1924’te kabul edilen ’Teşkilat-ı Esasiye’ doğal olarak koyu bir Osmanlıca ile yazılmıştı; çünkü o dönemde daha Harf Devrimi ve Dil Devrimi yapılmamıştı. Buna karşın Atatürk ve arkadaşlarının, Türkiye Cumhuriyeti’nin çağdaş uygarlıklarla yarışır olması için harcadığı çabaların, yaptıkları devrimlerin yolunu açan, egemenliğin ulusa ait olduğunu vurgulayan ilk temel yasamız 'Teşkilat-ı Esasiye'nin, 11 Ocak 1945’te ’Anayasa’ olması, Türk devrimiyle edindiğimiz dil bilincinin kanıtıdır. Ancak o dönemde de Türkçe’nin yolunu açan harf ve dil devrimlerini karalayarak yadsıyan anlayış, bunu, 'Teşkilat-ı Esasiye kanunu öz Türkçe denilen bir lisana tercüme edildi!' diyerek küçümsemiştir.

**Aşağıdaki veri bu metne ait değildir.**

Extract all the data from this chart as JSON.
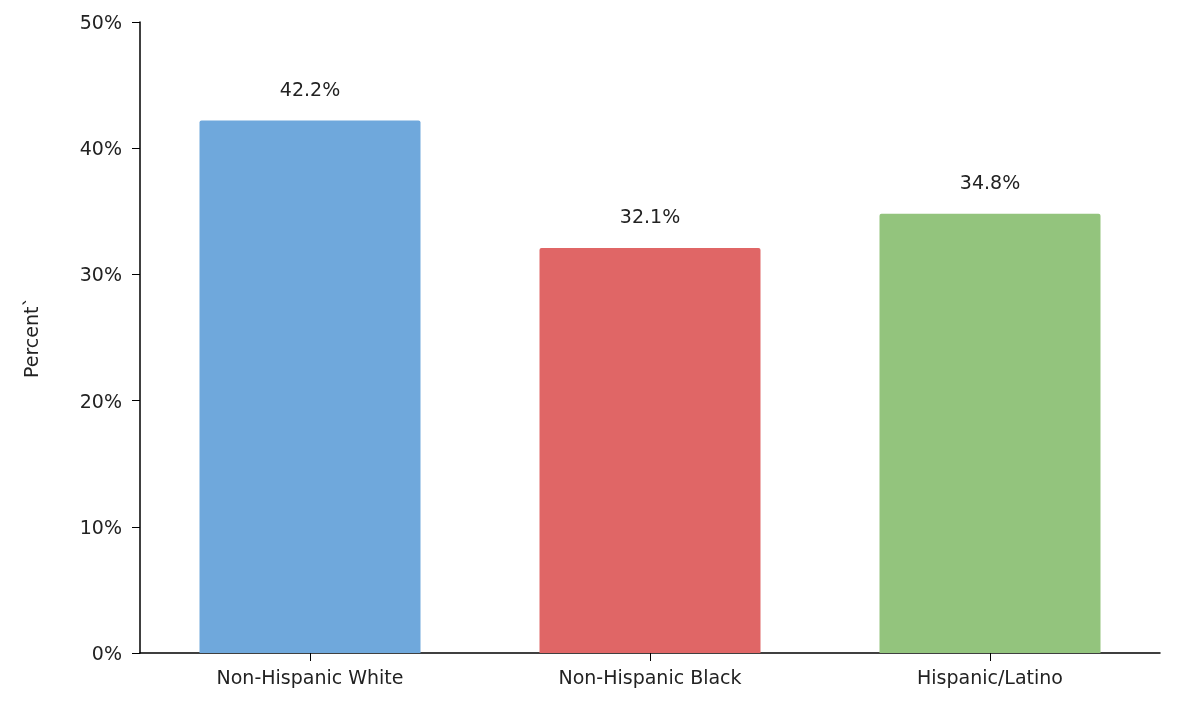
{
  "chart_data": {
    "type": "bar",
    "ylabel": "Percent`",
    "categories": [
      "Non-Hispanic White",
      "Non-Hispanic Black",
      "Hispanic/Latino"
    ],
    "values": [
      42.2,
      32.1,
      34.8
    ],
    "colors": [
      "#6fa8dc",
      "#e06666",
      "#93c47d"
    ],
    "value_labels": [
      "42.2%",
      "32.1%",
      "34.8%"
    ],
    "ylim": [
      0,
      50
    ],
    "yticks": [
      {
        "value": 0,
        "label": "0%"
      },
      {
        "value": 10,
        "label": "10%"
      },
      {
        "value": 20,
        "label": "20%"
      },
      {
        "value": 30,
        "label": "30%"
      },
      {
        "value": 40,
        "label": "40%"
      },
      {
        "value": 50,
        "label": "50%"
      }
    ],
    "grid": false
  }
}
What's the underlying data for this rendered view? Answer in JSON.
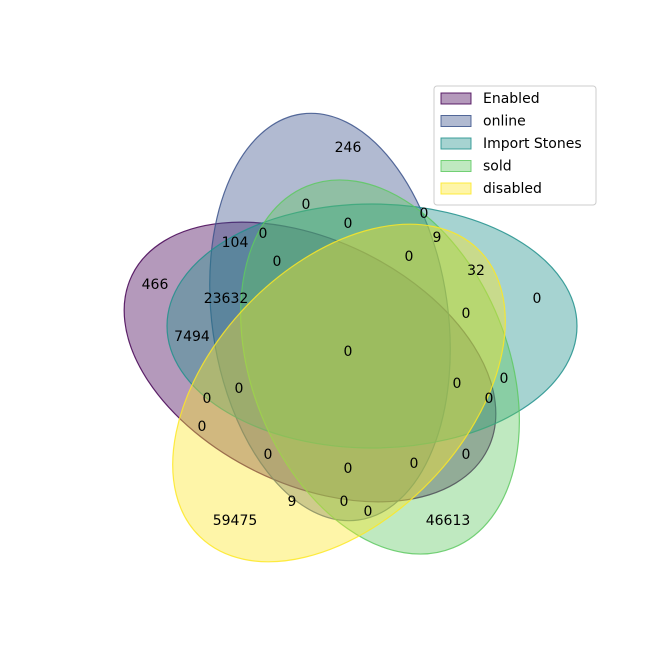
{
  "chart_data": {
    "type": "venn",
    "sets": [
      {
        "name": "Enabled",
        "color": "#440154"
      },
      {
        "name": "online",
        "color": "#3b528b"
      },
      {
        "name": "Import Stones",
        "color": "#21918c"
      },
      {
        "name": "sold",
        "color": "#5ec962"
      },
      {
        "name": "disabled",
        "color": "#fde725"
      }
    ],
    "regions": [
      {
        "sets": [
          "online"
        ],
        "value": "246"
      },
      {
        "sets": [
          "online",
          "sold"
        ],
        "value": "0"
      },
      {
        "sets": [
          "online",
          "Import Stones"
        ],
        "value": "0"
      },
      {
        "sets": [
          "online",
          "Import Stones",
          "sold"
        ],
        "value": "0"
      },
      {
        "sets": [
          "Enabled",
          "online"
        ],
        "value": "104"
      },
      {
        "sets": [
          "Enabled",
          "online",
          "sold"
        ],
        "value": "0"
      },
      {
        "sets": [
          "online",
          "Import Stones",
          "sold",
          "disabled"
        ],
        "value": "9"
      },
      {
        "sets": [
          "Enabled",
          "online",
          "Import Stones",
          "sold"
        ],
        "value": "0"
      },
      {
        "sets": [
          "online",
          "Import Stones",
          "disabled"
        ],
        "value": "0"
      },
      {
        "sets": [
          "Import Stones",
          "disabled"
        ],
        "value": "32"
      },
      {
        "sets": [
          "Enabled"
        ],
        "value": "466"
      },
      {
        "sets": [
          "Enabled",
          "online",
          "Import Stones"
        ],
        "value": "23632"
      },
      {
        "sets": [
          "Import Stones"
        ],
        "value": "0"
      },
      {
        "sets": [
          "Import Stones",
          "sold",
          "disabled"
        ],
        "value": "0"
      },
      {
        "sets": [
          "Enabled",
          "Import Stones"
        ],
        "value": "7494"
      },
      {
        "sets": [
          "Enabled",
          "online",
          "Import Stones",
          "sold",
          "disabled"
        ],
        "value": "0"
      },
      {
        "sets": [
          "Import Stones",
          "sold"
        ],
        "value": "0"
      },
      {
        "sets": [
          "Enabled",
          "Import Stones",
          "sold",
          "disabled"
        ],
        "value": "0"
      },
      {
        "sets": [
          "Enabled",
          "Import Stones",
          "disabled"
        ],
        "value": "0"
      },
      {
        "sets": [
          "Enabled",
          "Import Stones",
          "sold"
        ],
        "value": "0"
      },
      {
        "sets": [
          "Enabled",
          "online",
          "Import Stones",
          "disabled"
        ],
        "value": "0"
      },
      {
        "sets": [
          "Enabled",
          "disabled"
        ],
        "value": "0"
      },
      {
        "sets": [
          "Enabled",
          "online",
          "disabled"
        ],
        "value": "0"
      },
      {
        "sets": [
          "Enabled",
          "sold",
          "disabled"
        ],
        "value": "0"
      },
      {
        "sets": [
          "Enabled",
          "online",
          "sold",
          "disabled"
        ],
        "value": "0"
      },
      {
        "sets": [
          "Enabled",
          "sold"
        ],
        "value": "0"
      },
      {
        "sets": [
          "disabled"
        ],
        "value": "59475"
      },
      {
        "sets": [
          "online",
          "disabled"
        ],
        "value": "9"
      },
      {
        "sets": [
          "online",
          "sold",
          "disabled"
        ],
        "value": "0"
      },
      {
        "sets": [
          "sold",
          "disabled"
        ],
        "value": "0"
      },
      {
        "sets": [
          "sold"
        ],
        "value": "46613"
      }
    ],
    "legend": {
      "placement": "top-right",
      "entries": [
        "Enabled",
        "online",
        "Import Stones",
        "sold",
        "disabled"
      ]
    },
    "title": "",
    "grid": false
  }
}
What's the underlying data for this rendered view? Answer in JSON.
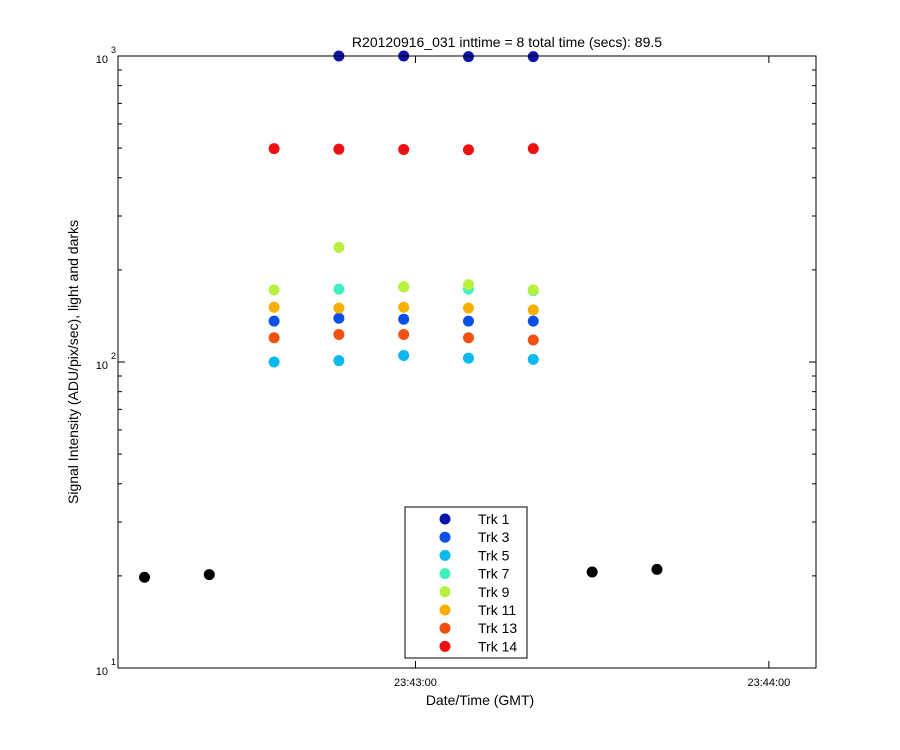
{
  "chart_data": {
    "type": "scatter",
    "title": "R20120916_031 inttime = 8 total time (secs): 89.5",
    "xlabel": "Date/Time (GMT)",
    "ylabel": "Signal Intensity (ADU/pix/sec), light and darks",
    "yscale": "log",
    "ylim": [
      10,
      1000
    ],
    "xlim": [
      "23:42:09.5",
      "23:44:08"
    ],
    "x_ticks": [
      "23:43:00",
      "23:44:00"
    ],
    "y_ticks": [
      {
        "base": "10",
        "exp": "1"
      },
      {
        "base": "10",
        "exp": "2"
      },
      {
        "base": "10",
        "exp": "3"
      }
    ],
    "legend_position": "bottom-center",
    "series": [
      {
        "name": "Trk 1",
        "color": "#0a14a8",
        "x": [
          "23:42:47",
          "23:42:58",
          "23:43:09",
          "23:43:20"
        ],
        "y": [
          1000,
          1000,
          995,
          995
        ]
      },
      {
        "name": "Trk 3",
        "color": "#0a50e6",
        "x": [
          "23:42:36",
          "23:42:47",
          "23:42:58",
          "23:43:09",
          "23:43:20"
        ],
        "y": [
          136,
          139,
          138,
          136,
          136
        ]
      },
      {
        "name": "Trk 5",
        "color": "#0ab8f0",
        "x": [
          "23:42:36",
          "23:42:47",
          "23:42:58",
          "23:43:09",
          "23:43:20"
        ],
        "y": [
          100,
          101,
          105,
          103,
          102
        ]
      },
      {
        "name": "Trk 7",
        "color": "#40f0c0",
        "x": [
          "23:42:47",
          "23:42:58",
          "23:43:09",
          "23:43:20"
        ],
        "y": [
          173,
          176,
          173,
          171
        ]
      },
      {
        "name": "Trk 9",
        "color": "#b8f040",
        "x": [
          "23:42:36",
          "23:42:47",
          "23:42:58",
          "23:43:09",
          "23:43:20"
        ],
        "y": [
          172,
          237,
          176,
          179,
          172
        ]
      },
      {
        "name": "Trk 11",
        "color": "#f8b000",
        "x": [
          "23:42:36",
          "23:42:47",
          "23:42:58",
          "23:43:09",
          "23:43:20"
        ],
        "y": [
          151,
          150,
          151,
          150,
          148
        ]
      },
      {
        "name": "Trk 13",
        "color": "#f05010",
        "x": [
          "23:42:36",
          "23:42:47",
          "23:42:58",
          "23:43:09",
          "23:43:20"
        ],
        "y": [
          120,
          123,
          123,
          120,
          118
        ]
      },
      {
        "name": "Trk 14",
        "color": "#ee1010",
        "x": [
          "23:42:36",
          "23:42:47",
          "23:42:58",
          "23:43:09",
          "23:43:20"
        ],
        "y": [
          498,
          496,
          495,
          494,
          498
        ]
      }
    ],
    "darks": {
      "color": "#000000",
      "x": [
        "23:42:14",
        "23:42:25",
        "23:43:30",
        "23:43:41"
      ],
      "y": [
        19.8,
        20.2,
        20.6,
        21.0
      ]
    }
  }
}
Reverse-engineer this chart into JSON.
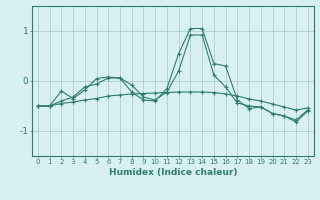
{
  "xlabel": "Humidex (Indice chaleur)",
  "x": [
    0,
    1,
    2,
    3,
    4,
    5,
    6,
    7,
    8,
    9,
    10,
    11,
    12,
    13,
    14,
    15,
    16,
    17,
    18,
    19,
    20,
    21,
    22,
    23
  ],
  "line1": [
    -0.5,
    -0.5,
    -0.45,
    -0.42,
    -0.38,
    -0.35,
    -0.3,
    -0.28,
    -0.26,
    -0.25,
    -0.24,
    -0.23,
    -0.22,
    -0.22,
    -0.22,
    -0.23,
    -0.26,
    -0.3,
    -0.36,
    -0.4,
    -0.46,
    -0.52,
    -0.58,
    -0.54
  ],
  "line2": [
    -0.5,
    -0.5,
    -0.2,
    -0.35,
    -0.18,
    0.05,
    0.08,
    0.06,
    -0.22,
    -0.38,
    -0.4,
    -0.15,
    0.55,
    1.05,
    1.05,
    0.35,
    0.3,
    -0.38,
    -0.55,
    -0.52,
    -0.65,
    -0.7,
    -0.82,
    -0.6
  ],
  "line3": [
    -0.5,
    -0.5,
    -0.4,
    -0.32,
    -0.12,
    -0.06,
    0.06,
    0.06,
    -0.08,
    -0.32,
    -0.38,
    -0.22,
    0.2,
    0.92,
    0.92,
    0.12,
    -0.12,
    -0.44,
    -0.5,
    -0.52,
    -0.65,
    -0.7,
    -0.78,
    -0.58
  ],
  "line_color": "#2e7d6e",
  "bg_color": "#d8f0f0",
  "grid_color": "#aecece",
  "ylim": [
    -1.5,
    1.5
  ],
  "yticks": [
    -1,
    0,
    1
  ],
  "figsize": [
    3.2,
    2.0
  ],
  "dpi": 100
}
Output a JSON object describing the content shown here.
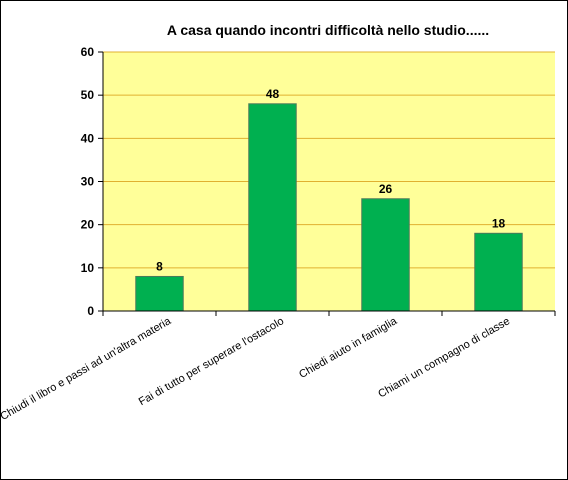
{
  "chart_data": {
    "type": "bar",
    "title": "A casa quando incontri difficoltà nello studio......",
    "categories": [
      "Chiudi il libro e passi ad un'altra materia",
      "Fai di tutto per superare l'ostacolo",
      "Chiedi aiuto in famiglia",
      "Chiami un compagno di classe"
    ],
    "values": [
      8,
      48,
      26,
      18
    ],
    "ylim": [
      0,
      60
    ],
    "yticks": [
      0,
      10,
      20,
      30,
      40,
      50,
      60
    ],
    "grid": true,
    "legend": "none",
    "colors": {
      "bar": "#00B050",
      "bar_edge": "#4a7a5a",
      "plot_background": "#FFFF99",
      "gridline": "#e0b030"
    }
  }
}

1950’de iktidar olan Demokrat Parti, 1932 Şubat’ıyla 1950 Haziran’ı arasında 18 yıl Türkçe okunan ezanı Arapça’ya çevirerek, Atatürk’ün kurduğu Türk Dil Kurumu’nu kapatmaya çalışarak, 1952’de 'Anayasa'yı yeniden 'Teşkilat-ı Esasiye' yaparak ve benzeri eylemleriyle Türk devrimini yaralamış, geriye gidişin yolunu açarak karşı devrim girişimlerini cesaretlendirmiştir.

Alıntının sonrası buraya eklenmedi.